Rep. Dana Rohrabacher (R) of California challenged that assessment, and a UN official who visited Burma twice this year described the situation as reported to the UN Commission on Human Rights as "depressive."

AT the same hearing, Miriam Marshall Segal, a US businesswoman who owns the Myanmar-American Fishery Company, a joint venture formed in 1990 with the Myanmar Fishery Enterprise, recommended the US give Burma most favored nation (MFN) status.

On March 28, two former US congressmen, Robert Leggett and Seymour Halpern, were permitted by the junta to meet with five prominent dissidents who have been in prison in Rangoon's Insein Jail, since 1989.

They reportedly met with U Tin U, the first president of the National League for Democracy (NLD), who has been jailed since 1989; U Kyi Maung, successor to U Tin U, jailed since 1990, and U Win Tin, an executive member of the NLD; Zar Ganar, a famous dissident comedian, and Nay Min, a dissident lawyer, in Insein Jail, Rangoon. The congressmen told the press that the five detainees seemed to be in good health.

Recently, they privately lobbied for the junta by showing video tapes at the UN in New York.

Last year, from April 8 to 24, Michael Aris, the English husband of Daw Aung San Suu Kyi, was granted permission to visit his wife, who has been under house arrest since 1989, for the third time.

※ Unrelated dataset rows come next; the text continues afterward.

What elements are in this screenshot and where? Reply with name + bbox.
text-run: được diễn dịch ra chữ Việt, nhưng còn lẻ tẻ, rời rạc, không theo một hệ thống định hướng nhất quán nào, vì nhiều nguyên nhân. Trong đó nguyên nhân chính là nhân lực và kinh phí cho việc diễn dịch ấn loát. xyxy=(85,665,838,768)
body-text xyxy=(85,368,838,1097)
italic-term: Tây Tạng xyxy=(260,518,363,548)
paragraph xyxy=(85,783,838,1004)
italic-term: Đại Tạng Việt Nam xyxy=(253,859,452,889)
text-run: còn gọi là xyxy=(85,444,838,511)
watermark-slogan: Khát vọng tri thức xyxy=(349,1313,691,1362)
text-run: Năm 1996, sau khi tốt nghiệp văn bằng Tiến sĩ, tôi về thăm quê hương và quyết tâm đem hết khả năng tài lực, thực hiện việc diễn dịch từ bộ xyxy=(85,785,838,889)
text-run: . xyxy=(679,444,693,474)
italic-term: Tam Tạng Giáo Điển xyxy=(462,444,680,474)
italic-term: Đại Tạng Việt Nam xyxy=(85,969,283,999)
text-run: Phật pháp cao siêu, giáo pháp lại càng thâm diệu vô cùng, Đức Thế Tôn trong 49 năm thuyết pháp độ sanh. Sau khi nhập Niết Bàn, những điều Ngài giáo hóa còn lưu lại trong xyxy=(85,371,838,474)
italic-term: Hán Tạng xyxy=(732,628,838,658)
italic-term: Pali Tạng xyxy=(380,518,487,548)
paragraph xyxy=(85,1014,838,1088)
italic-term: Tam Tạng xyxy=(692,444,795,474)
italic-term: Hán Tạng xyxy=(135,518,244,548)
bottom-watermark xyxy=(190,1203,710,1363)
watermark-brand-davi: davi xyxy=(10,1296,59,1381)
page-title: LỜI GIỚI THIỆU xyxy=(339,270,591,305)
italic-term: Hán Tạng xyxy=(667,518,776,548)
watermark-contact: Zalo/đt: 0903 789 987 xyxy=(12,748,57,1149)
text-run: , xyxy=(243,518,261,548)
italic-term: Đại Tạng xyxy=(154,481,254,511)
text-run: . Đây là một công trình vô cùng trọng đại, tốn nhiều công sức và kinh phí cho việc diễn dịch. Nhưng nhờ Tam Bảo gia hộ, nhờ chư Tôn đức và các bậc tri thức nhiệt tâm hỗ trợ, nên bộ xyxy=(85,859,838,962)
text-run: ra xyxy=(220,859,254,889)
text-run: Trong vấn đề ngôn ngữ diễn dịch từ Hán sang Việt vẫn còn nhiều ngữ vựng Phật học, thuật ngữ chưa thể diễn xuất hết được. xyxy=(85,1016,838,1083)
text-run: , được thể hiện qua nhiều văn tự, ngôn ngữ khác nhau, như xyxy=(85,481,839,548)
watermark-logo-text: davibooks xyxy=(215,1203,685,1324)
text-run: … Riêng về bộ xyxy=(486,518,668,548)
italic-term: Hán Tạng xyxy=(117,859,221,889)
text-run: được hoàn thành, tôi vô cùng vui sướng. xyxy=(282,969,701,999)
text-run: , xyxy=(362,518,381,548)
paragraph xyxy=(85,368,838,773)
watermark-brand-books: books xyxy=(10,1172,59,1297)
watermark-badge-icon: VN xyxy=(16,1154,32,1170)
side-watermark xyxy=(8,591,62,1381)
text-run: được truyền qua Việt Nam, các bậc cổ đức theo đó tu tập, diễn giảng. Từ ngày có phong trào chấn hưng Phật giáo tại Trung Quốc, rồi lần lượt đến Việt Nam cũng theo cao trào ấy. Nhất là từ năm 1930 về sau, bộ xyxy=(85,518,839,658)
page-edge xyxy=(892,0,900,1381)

Unlike his previous visits, the April visit was not widely publicized internationally. In December 1992, Mr. Aris indicated a possible hunger strike by his wife and her deteriorating physical condition, which he stated at a press conference back in December 1992.

Meanwhile, the nomenclatural system of political patronage and promotion of commanders that began in 1988 continues with full force.

On the auspicious Armed Forces Day of March 27, 1993, eleven major generals of the State Law and Order Restoration Council (SLORC) were suddenly promoted to lieutenant generals as their names appeared on the list of guests at the dinner party hosted by the chairman of the SLORC, General Than Shwe. Among them were Major General Khin Nynt (the powerful military intelligence chief and Secretary No. 1 of the SLORC), Major General Tin U (the Chief of Staff of the Army and Secretary No. 2 of the SLORC), Major General Myo Nyunt (Rangoon commander), Major General Maung Aye (Eastern Command), and Major General Tun Kyi (ex-Central Command). Thus, as of today the total number of lieutenant generals in the 21-member SLORC is 16, more than triple the original number of five.

It would be wonderful if the US would spearhead a drive to end international acquiescence to the repressive military rule over Burma against the will of the Burmese people.

Yet a May 19 policy statement by President Clinton, after meeting with eight Nobel Peace Laureates, offered no immediate hope of significant change in US policy toward the Burmese junta.

International acquiescence in Burmese political repression seems to indicate that nations across the world are willing to set aside human-rights concerns to trade with a dictatorial regime.